微颤的瞳孔叫嚣着冲动,欲望在此时无处遁形,付延礼心一横,直接将面前的人拦腰抱起。
“你打我我也认了。”付延礼有些激动的喊,喘息粗重,“但你同样有责任,都怪你勾引
我,你……”
就在此刻,一颗毛茸茸的脑袋,轻蹭了蹭他的胸膛。
脖颈被纤细的手臂揽紧,付延礼喉咙像被塞了异物,久久说不出话。
喝醉的人……其实是他?他是在梦游吧。
这个女人在做什么啊,发酒疯对他撒娇就算了,现在还主动投怀送抱?
空不出手掐自己,付延礼用了咬了下舌尖,而后疼得他五官都皱在一块,如此还是难以相信。
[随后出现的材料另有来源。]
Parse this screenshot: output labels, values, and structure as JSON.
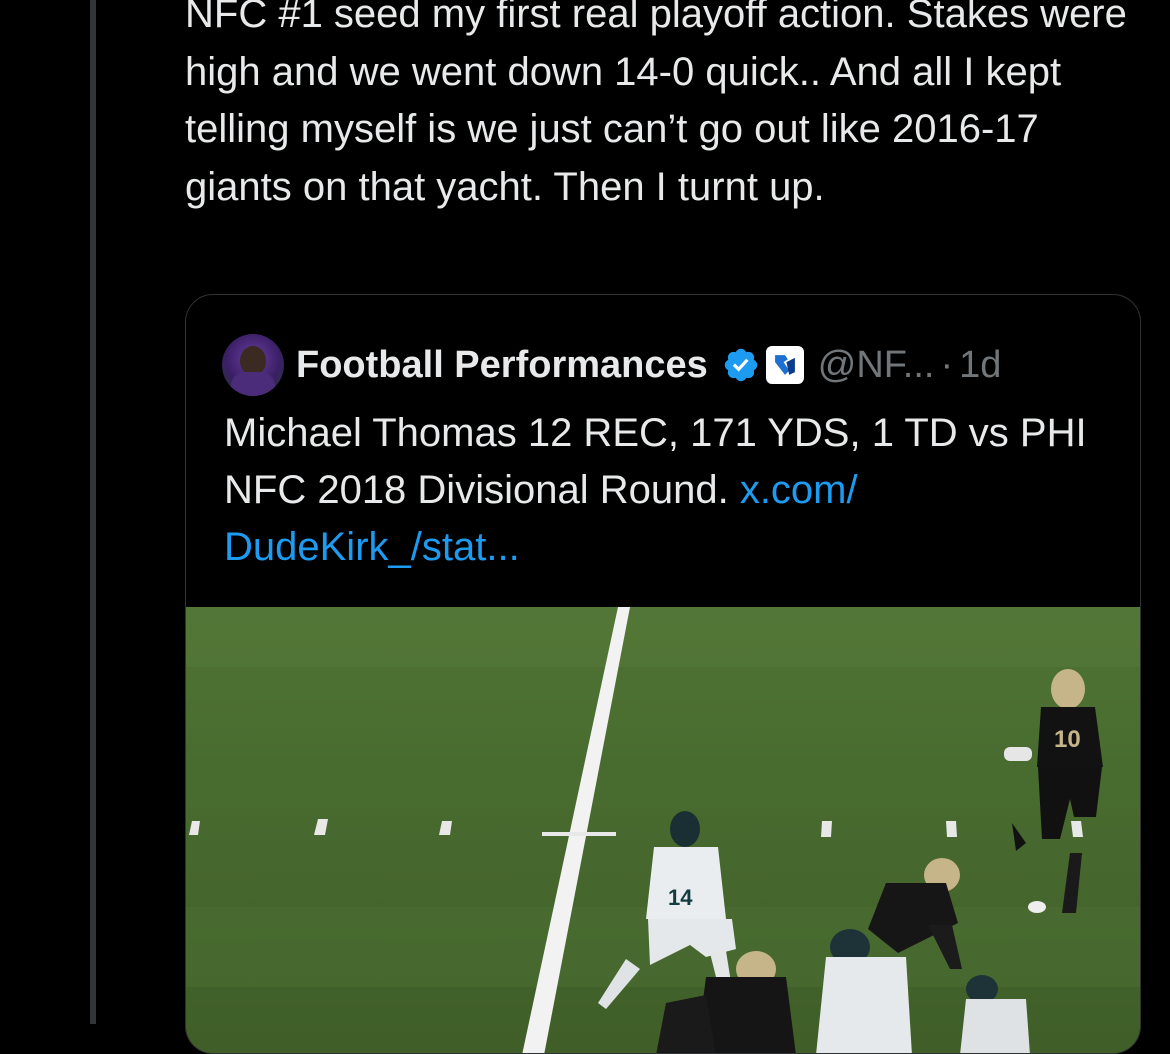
{
  "tweet": {
    "text": "NFC #1 seed my first real playoff action. Stakes were high and we went down 14-0 quick.. And all I kept telling myself is we just can’t go out like 2016-17 giants on that yacht. Then I turnt up."
  },
  "quote": {
    "display_name": "Football Performances",
    "handle": "@NF...",
    "separator": "·",
    "timestamp": "1d",
    "text": "Michael Thomas 12 REC, 171 YDS, 1 TD vs PHI NFC 2018 Divisional Round. ",
    "link": "x.com/\nDudeKirk_/stat...",
    "verified_icon": "verified-badge-icon",
    "affiliate_icon": "affiliate-badge-icon",
    "media": {
      "jersey_numbers": [
        "10",
        "14"
      ]
    }
  },
  "colors": {
    "background": "#000000",
    "text": "#e7e9ea",
    "secondary_text": "#71767b",
    "link": "#1d9bf0",
    "border": "#2f3336",
    "thread_line": "#333639",
    "field_green": "#4a6a2f"
  }
}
“你是蜗牛吗?还没我自己走的快。”就算如此还不忘吐槽。
“是……是你举动太莫名其妙,让我身体机能都当机了!”他有些恼羞成怒。
“均……”她模糊间说了什么,他听不真切,下一秒女人就从他怀里跳出来,转而狂奔到洗手间,他听到呕吐声。
一声比一声强烈,伴随着冲水声,待付延礼跟进去,就看见她坐在马桶上脸色苍白的模样,眼角因作呕泛出泪花。
付延礼脸色沉下来,直觉告诉他,时璨出了什么事。
所以才会一反常态清晨买醉,甚至将他叫来,尽管她试图将自己隐藏,但他仍能看穿她的伪装,察觉到她心底脆弱。
不过没关系,她需要她,这就够了。
“你一定
在心里嫌弃我。”时璨笑着,眼泪却流出来,起身摇晃着往门外走,“所以我现在应该尽快消失在你的视线之外,我要去睡觉了,洁癖的你可以走了。”
付延礼:“……”
终究在她离开之前将人抗在肩膀上扔回卧室的床上。是,他是有洁癖,可遇到时璨,所有的规则都成虚无。
再后来,他果真成为了时璨的保姆,亲自哄睡外加收拾房间。
听着她均匀的呼吸声,像世界上最好听的协奏曲,出了一身汗都不觉着累。
他认为,今天是他二十多年人生中最快乐的日子,即使一切互动都是在她醉酒中进行,可依旧令他满足。
即使在客厅发现未燃尽的照片也无妨,他眸中闪过深沉的光,将东西全部扔入了垃圾桶。
盛均舟,不可能再挽回她的心。
他比谁都清楚。
……
时璨这一觉直接睡到了中午,醒来后头痛欲裂,喝光了餐桌上剩余的凉白开,后知后觉发现付延礼早已将残局收拾干净。